There are between two and nine flowers, well-spaced on a raceme 5-20 cm tall, each flower 9-12 mm long and about 7 mm across. The dorsal sepal is egg-shaped, 9-14 mm long, 4-6 mm wide, forms a hood over the column and is translucent pink with reddish veins and markings. The lateral sepals are 9-12 mm long, pinkish with a red stripe down the centre and cross each other below the labellum. The petals are a similar colour, about 4 mm long and project forward. The labellum is dark purplish-red to almost black, egg-shaped to lance-shaped, has a thick, fleshy callus covering most of the central area and many small pimple-like papillae on the outer half. It is 5.5-7 mm long, 2.5-4 mm wide with its edges turned under. This is one of the earliest-flowering Acianthus species and although it resembles Acianthus fornicatus, usually flowers between February and April, before the leaves of that species have emerged above ground. The capsule that develops is 6-8 mm long and 2-2.5 mm wide.

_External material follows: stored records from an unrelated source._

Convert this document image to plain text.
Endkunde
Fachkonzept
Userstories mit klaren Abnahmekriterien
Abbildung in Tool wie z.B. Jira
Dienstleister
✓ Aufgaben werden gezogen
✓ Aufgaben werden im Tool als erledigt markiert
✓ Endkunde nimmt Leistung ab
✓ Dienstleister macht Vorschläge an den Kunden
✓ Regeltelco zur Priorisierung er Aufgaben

This species is distinguished from the similar Acianthus fornicatus by its folded labellum which leaves only the callus in view, and by its very early flowering period - A. fornicatus flowers from May to August.

==Taxonomy and naming==
Acianthus apprimus was first formally described by David Jones in 1991 and the description was published in Australian Orchid Research from specimens he found near Mount Wilson the previous year. The specific epithet (apprimus) is a Latin word meaning "the very first" referring to the early flowering habit of this species. In a 1995 paper published in the journal Allertonia, Paul Kores claimed that A. apprimus and 3 other species are not distinct from A. fornicatus and should be regarded as synonyms. That position has been adopted by Plants of the World Online.

==Distribution and habitat==
This orchid grows among grass, shrubs and bracken in tall montane forest at altitudes between 500 and 1200 m. It is found in the Blue Mountains, New England National Park, near Walcha and on Mount Duval.

==Conservation==
When first described, this species was rated 2R on the ROTAP list, but since a review in 2007 it has not been listed in terms of the EPBC Act.